[Code]
Lexical entries in ALE are specified as rewriting
rules, as given by the following BNF syntax:
<lex_entry> ::= <word> ---> <desc>.For instance, in the categorial grammar lexicon in the appendix, the following lexical entry is provided, along with the relevant macros:
john --->
@ pn(j).
pn(Name) macro
synsem: @ np(Name),
@ quantifier_free.
np(Ind) macro
syn:np,
sem:Ind.
quantifier_free macro
qstore:[].
Read declaratively, this rule says that the word john has as its
lexical category the most general satisfier of the description
@ pn(j), which is:
cat
SYNSEM basic
SYN np
SEM j
QSTORE e_list
Note that this lexical entry is equivalent to that given without
macros by:
john --->
synsem:(syn:np,
sem:j),
qstore:e_list.
Macros are useful as a method of organizing lexical information to
keep it consistent across lexical entries. The lexical entry for the
word runs is:
runs ---> @ iv((run,runner:Ind),Ind).
iv(Sem,Arg) macro
synsem:(backward,
arg: @ np(Arg),
res:(syn:s,
sem:Sem)),
@ quantifier_free.
This entry uses nested macros along with structure sharing, and
expands to the category:
cat
SYNSEM backward
ARG synsem
SYN np
SEM [0] sem_obj
RES SYN s
SEM run
RUNNER [0]
QSTORE e_list
It also illustrates how macro parameters are in fact treated as
variables.
Multiple lexical entries may be provided for each word. Disjunctions may also be used in lexical entries, but are expanded out at compile-time. Thus the first three lexical entries, taken together, compile to the same result as the fourth:
bank --->
syn:noun,
sem:river_bank.
bank --->
syn:noun,
sem:money_bank.
bank --->
syn:verb,
sem:roll_plane.
bank --->
( syn:noun,
sem:( river_bank
; money_bank
)
; syn:verb,
sem:roll_plane
).
Note that this last entry uses the standard Prolog layout conventions
of placing each conjunct and disjunct on its own line, with commas at
the end of lines, and disjunctions set off with vertically aligned
parentheses at the beginning of lines.
The compiler finds all the most general satisfiers for lexical entries at compile time, reporting on those lexical entries that have unsatisfiable descriptions. In the above case of bank, the second combined method is marginally faster at compile-time, but their run-time performance is identical. The reason for this is that both entries have the same set of most general satisfiers.

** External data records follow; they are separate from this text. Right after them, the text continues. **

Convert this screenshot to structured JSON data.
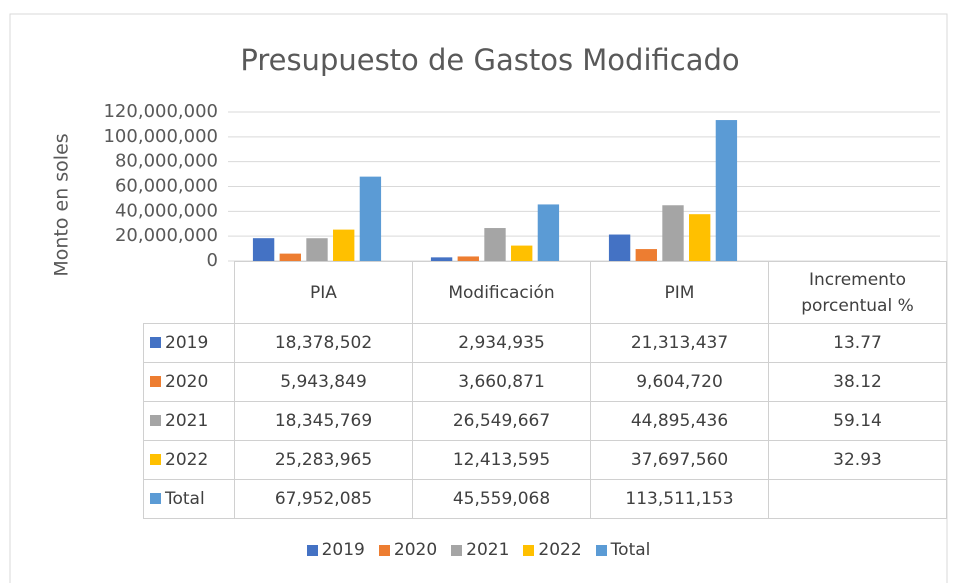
{
  "chart_data": {
    "type": "bar",
    "title": "Presupuesto de Gastos Modificado",
    "y_label": "Monto en soles",
    "categories": [
      "PIA",
      "Modificación",
      "PIM",
      "Incremento porcentual %"
    ],
    "series": [
      {
        "name": "2019",
        "color": "#4472c4",
        "values": [
          18378502,
          2934935,
          21313437,
          13.77
        ],
        "value_labels": [
          "18,378,502",
          "2,934,935",
          "21,313,437",
          "13.77"
        ]
      },
      {
        "name": "2020",
        "color": "#ed7d31",
        "values": [
          5943849,
          3660871,
          9604720,
          38.12
        ],
        "value_labels": [
          "5,943,849",
          "3,660,871",
          "9,604,720",
          "38.12"
        ]
      },
      {
        "name": "2021",
        "color": "#a5a5a5",
        "values": [
          18345769,
          26549667,
          44895436,
          59.14
        ],
        "value_labels": [
          "18,345,769",
          "26,549,667",
          "44,895,436",
          "59.14"
        ]
      },
      {
        "name": "2022",
        "color": "#ffc000",
        "values": [
          25283965,
          12413595,
          37697560,
          32.93
        ],
        "value_labels": [
          "25,283,965",
          "12,413,595",
          "37,697,560",
          "32.93"
        ]
      },
      {
        "name": "Total",
        "color": "#5b9bd5",
        "values": [
          67952085,
          45559068,
          113511153,
          null
        ],
        "value_labels": [
          "67,952,085",
          "45,559,068",
          "113,511,153",
          null
        ]
      }
    ],
    "ylim": [
      0,
      120000000
    ],
    "yticks": [
      0,
      {
        "value": 20000000,
        "label": "20,000,000"
      },
      {
        "value": 40000000,
        "label": "40,000,000"
      },
      {
        "value": 60000000,
        "label": "60,000,000"
      },
      {
        "value": 80000000,
        "label": "80,000,000"
      },
      {
        "value": 100000000,
        "label": "100,000,000"
      },
      {
        "value": 120000000,
        "label": "120,000,000"
      }
    ],
    "grid": true,
    "legend": "bottom"
  }
}
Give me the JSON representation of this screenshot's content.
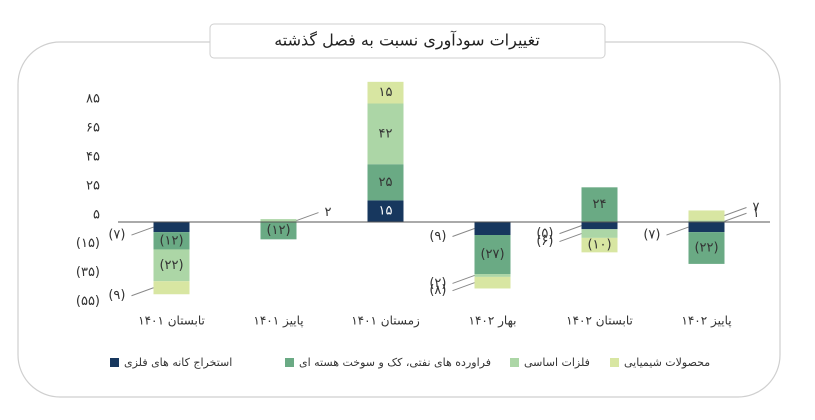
{
  "chart_data": {
    "type": "bar",
    "stacked": true,
    "title": "تغییرات سودآوری نسبت به فصل گذشته",
    "categories": [
      "تابستان ۱۴۰۱",
      "پاییز ۱۴۰۱",
      "زمستان ۱۴۰۱",
      "بهار ۱۴۰۲",
      "تابستان ۱۴۰۲",
      "پاییز ۱۴۰۲"
    ],
    "series": [
      {
        "name": "استخراج کانه های فلزی",
        "color": "#17375e",
        "values": [
          -7,
          null,
          15,
          -9,
          -5,
          -7
        ],
        "value_labels": [
          "(۷)",
          null,
          "۱۵",
          "(۹)",
          "(۵)",
          "(۷)"
        ]
      },
      {
        "name": "فراورده های نفتی، کک و سوخت هسته ای",
        "color": "#6aaa84",
        "values": [
          -12,
          -12,
          25,
          -27,
          24,
          -22
        ],
        "value_labels": [
          "(۱۲)",
          "(۱۲)",
          "۲۵",
          "(۲۷)",
          "۲۴",
          "(۲۲)"
        ]
      },
      {
        "name": "فلزات اساسی",
        "color": "#acd6a6",
        "values": [
          -22,
          2,
          42,
          -2,
          -6,
          1
        ],
        "value_labels": [
          "(۲۲)",
          "۲",
          "۴۲",
          "(۲)",
          "(۶)",
          "۱"
        ]
      },
      {
        "name": "محصولات شیمیایی",
        "color": "#d8e6a2",
        "values": [
          -9,
          null,
          15,
          -8,
          -10,
          7
        ],
        "value_labels": [
          "(۹)",
          null,
          "۱۵",
          "(۸)",
          "(۱۰)",
          "۷"
        ]
      }
    ],
    "ylim": [
      -60,
      100
    ],
    "yticks": [
      {
        "value": 85,
        "label": "۸۵"
      },
      {
        "value": 65,
        "label": "۶۵"
      },
      {
        "value": 45,
        "label": "۴۵"
      },
      {
        "value": 25,
        "label": "۲۵"
      },
      {
        "value": 5,
        "label": "۵"
      },
      {
        "value": -15,
        "label": "(۱۵)"
      },
      {
        "value": -35,
        "label": "(۳۵)"
      },
      {
        "value": -55,
        "label": "(۵۵)"
      }
    ],
    "grid": false,
    "legend": "bottom"
  }
}
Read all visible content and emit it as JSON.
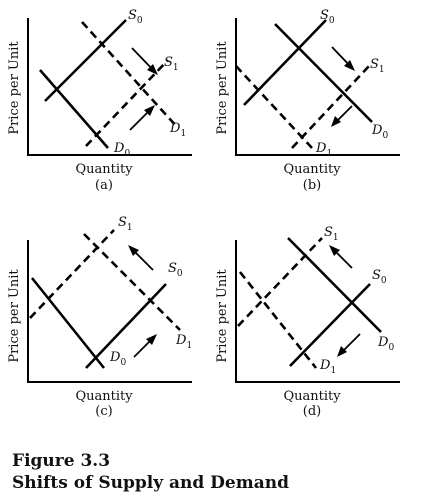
{
  "caption": {
    "number": "Figure 3.3",
    "title": "Shifts of Supply and Demand"
  },
  "panels": [
    {
      "sub": "(a)",
      "xlabel": "Quantity",
      "ylabel": "Price per Unit",
      "curves": {
        "S0": "S0",
        "S1": "S1",
        "D0": "D0",
        "D1": "D1"
      }
    },
    {
      "sub": "(b)",
      "xlabel": "Quantity",
      "ylabel": "Price per Unit",
      "curves": {
        "S0": "S0",
        "S1": "S1",
        "D0": "D0",
        "D1": "D1"
      }
    },
    {
      "sub": "(c)",
      "xlabel": "Quantity",
      "ylabel": "Price per Unit",
      "curves": {
        "S0": "S0",
        "S1": "S1",
        "D0": "D0",
        "D1": "D1"
      }
    },
    {
      "sub": "(d)",
      "xlabel": "Quantity",
      "ylabel": "Price per Unit",
      "curves": {
        "S0": "S0",
        "S1": "S1",
        "D0": "D0",
        "D1": "D1"
      }
    }
  ]
}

ALE supports the construction of large lexica, as it relies on Prolog's hashing mechanism to actually look up a lexical entry for a word during bottom-up parsing. For generation, ALE indexes lexical entries for faster unification, as described in Penn and Popescu (1997). Constraints on types can also be used to enforce conditions on lexical representations, allowing for further factorization of information.